Un taux de 5590 becquerels de radon par mètre cube (Bq/m3) a été détecté dans une résidence de Bas-Paquetville, soit environ 28 fois plus élevé que les taux jugés acceptables par Santé Canada, confirment les chiffres de Santé Canada dévoilés la semaine dernière par CBC. Il s’agit du deuxième taux le plus élevé au pays.

Le seuil maximum recommandé par l’organisme fédéral est de 200 Bq/m3.

Des concentrations très élevées de radon peuvent être trouvées dans une maison sur quatre au Nouveau-Brunswick. Environ 40 % des résidences de la Péninsule acadienne et de la région Chaleur contiennent des taux dépassant 200 Bq/m3.

Yves Basque, propriétaire de Radon Solution Basque, avait indiqué à l’Acadie Nouvelle qu’il n’a jamais détecté une quantité de radon aussi élevée que celle de Bas-Paquetville, cependant il visite régulièrement des maisons où les taux dépassent de loin la norme de 200 Bq/m3.

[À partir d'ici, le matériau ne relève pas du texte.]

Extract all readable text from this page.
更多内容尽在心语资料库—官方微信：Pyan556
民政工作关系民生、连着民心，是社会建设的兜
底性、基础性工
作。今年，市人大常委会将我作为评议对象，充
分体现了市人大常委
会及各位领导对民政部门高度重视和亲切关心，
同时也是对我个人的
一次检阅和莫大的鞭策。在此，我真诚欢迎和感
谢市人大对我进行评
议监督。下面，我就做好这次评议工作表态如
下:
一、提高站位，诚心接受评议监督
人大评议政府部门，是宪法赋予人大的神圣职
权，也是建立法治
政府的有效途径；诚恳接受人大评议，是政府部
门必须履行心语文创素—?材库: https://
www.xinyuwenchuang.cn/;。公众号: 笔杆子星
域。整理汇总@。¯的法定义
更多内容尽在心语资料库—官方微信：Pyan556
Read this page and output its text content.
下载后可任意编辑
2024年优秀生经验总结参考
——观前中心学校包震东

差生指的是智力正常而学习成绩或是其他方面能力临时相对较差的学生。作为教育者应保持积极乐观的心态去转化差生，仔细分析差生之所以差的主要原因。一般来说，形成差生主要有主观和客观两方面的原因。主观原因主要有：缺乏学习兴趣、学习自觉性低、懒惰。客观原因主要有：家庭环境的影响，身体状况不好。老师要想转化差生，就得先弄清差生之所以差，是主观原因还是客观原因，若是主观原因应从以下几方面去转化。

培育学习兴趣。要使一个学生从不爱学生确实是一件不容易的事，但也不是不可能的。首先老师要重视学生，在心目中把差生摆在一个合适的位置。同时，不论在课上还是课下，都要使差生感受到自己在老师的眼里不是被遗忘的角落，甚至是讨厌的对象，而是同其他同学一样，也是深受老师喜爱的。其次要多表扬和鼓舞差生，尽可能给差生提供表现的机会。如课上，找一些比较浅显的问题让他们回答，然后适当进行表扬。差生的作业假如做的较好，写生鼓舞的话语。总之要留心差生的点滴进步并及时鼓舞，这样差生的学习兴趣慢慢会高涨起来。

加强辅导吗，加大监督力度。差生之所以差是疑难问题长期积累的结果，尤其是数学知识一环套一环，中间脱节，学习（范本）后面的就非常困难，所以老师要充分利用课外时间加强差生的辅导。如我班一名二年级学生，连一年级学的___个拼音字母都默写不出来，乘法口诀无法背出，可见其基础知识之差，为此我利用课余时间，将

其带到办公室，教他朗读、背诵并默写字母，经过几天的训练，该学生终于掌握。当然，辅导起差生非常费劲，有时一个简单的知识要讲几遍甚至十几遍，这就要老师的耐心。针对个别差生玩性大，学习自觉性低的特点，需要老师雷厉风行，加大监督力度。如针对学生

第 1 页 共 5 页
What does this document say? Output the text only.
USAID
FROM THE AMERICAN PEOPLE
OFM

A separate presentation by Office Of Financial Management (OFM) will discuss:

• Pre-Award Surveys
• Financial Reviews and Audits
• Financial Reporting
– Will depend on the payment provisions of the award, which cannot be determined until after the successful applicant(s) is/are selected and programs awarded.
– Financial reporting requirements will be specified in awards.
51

Depuis une semaine, il constate une hausse du nombre d’appels de gens préoccupés par la présence de radon dans leur maison.

«Beaucoup de gens m’ont appelé pour plus d’information. Ç’a suscité beaucoup de questions. Le monde n’est pas au courant et ne connaît pas trop les dangers», dit-il.

Sarah Bustard, porte-parole au ministère de la Santé, a aussi remarqué une augmentation du nombre de demandes d’information.

D’après Santé Canada, le radon est un gaz radioactif qui provient naturellement de la désintégration de l’uranium dans le sol. Il s’infiltre dans des bâtiments principalement par des fissures et d’autres voies d’entrée dans le sous-sol. À l’extérieur, le radon se disperse et ne pose aucun problème pour la santé.

Un non-fumeur exposé à des concentrations élevées a un risque de développer un cancer du poumon une fois sur 20 et de une sur trois pour un fumeur.

 

Aucun programme d’aide de Fredericton

Si le test de dépistage du radon est assez abordable (environ 35 $), les solutions pour réduire l’exposition sont nettement plus chères, soit de 2000 $ à 3000 $. Il est aussi possible de commander des dosimètres (appareils de détection) auprès de l’Association pulmonaire du Nouveau-Brunswick pour environ 35 $.

Yves Basque demeure persuadé que le gouvernement provincial a intérêt à assumer une partie des coûts pour atténuer le problème chez les plus vulnérables.

«Le gouvernement va faire des économies au bout du compte. J’ai détecté des taux de plus de 2000 Bq/m3, mais les gens n’ont pas les moyens de prendre les mesures nécessaires. Ce sont des personnes âgées, des gens sur l’assistance sociale.»

À Fredericton, il n’existe aucun programme pour financer les travaux de réduction des taux de radon, indique une porte-parole du ministère de la Santé.

Le gouvernement pourrait toutefois intervenir si le radon est découvert dans des logements sociaux gérés par le ministère du Développement social.

«Si nous trouvons dans nos unités quelque chose comme le radon, on va agir immédiatement», souligne le porte-parole du ministère, Jean-François Pelletier.